10-4. Good advice, I will use it. :thumbsup:


----------



## thedoc (Oct 15, 2015)

redman88 said:


> Oh I do include the kids. But this track needs to clean and maybe painted before I let two of the kids see it. I don't want to cause them any heartache. As they have been removed from the home this track was in previously


Of course I don't know what the situation was with the kids in that house, but you might consider that the trains were associated with some good memories for the kids.


----------



## redman88 (Nov 25, 2015)

True and they hadn't had any problems with my sons wooden train cars. But they have only been the house a few days. And the sound of an HO train running is different then just seeing track or wooden train cars. I just want to make sure the association is less.


----------



## traction fan (Oct 5, 2014)

*Careful*



RonthePirate said:


> Uh-oh..........I was using steel wool to clean off my 027 pieces.
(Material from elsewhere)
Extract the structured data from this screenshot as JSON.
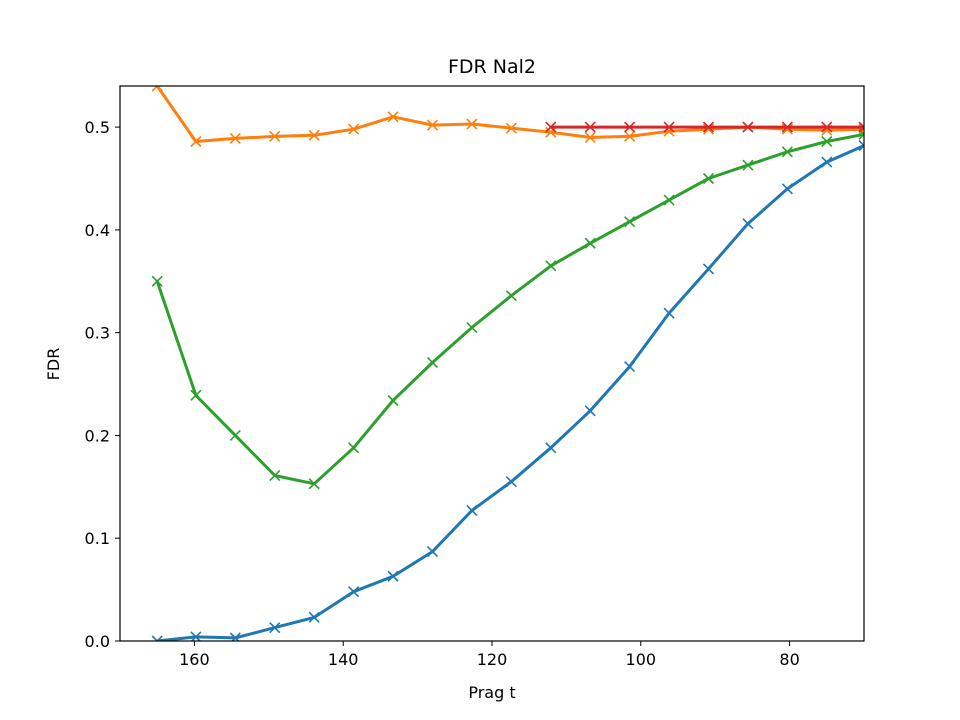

Maybe I'm lucky, they haven't been secured to a layout yet.
> So I can take an air hose and blow out anything that may be in there.
> Never thought of that, glad I read your thread, redman.
> 
> ...


 Ron;

If you have a shop vac, I would recommend using that instead of an air hose. It would be better to corral, and get rid of any steel wool slivers; rather than just blowing them all over.
If there around then sooner or later they will end up in someone's bare foot, or worse get blown into someone's eye. They may also make it back to the layout and be pulled into the motor of a loco, by the motor's magnets.(very bad for the motor)
If there isn't a shop vac available, running a strong magnet around the layout will pick up most of it. Some modelers routinely run a car with a magnet under it to catch any metal parts, spikes, track nails, etc. that make it onto the track.
To get the abrasive cleaning of steel wool; without the steel, (and its attendant problems)
you can use 3M scotch brite pads. Any plastic fibers that rub off would be harmless.
Rubbing alcohol is fine. It won't hurt anything. I also use LPS-! to clean track and help keep it clean. It leaves behind a thin layer of conductive film that helps trains run better, and resists oxidation.

 Traction Fan


----------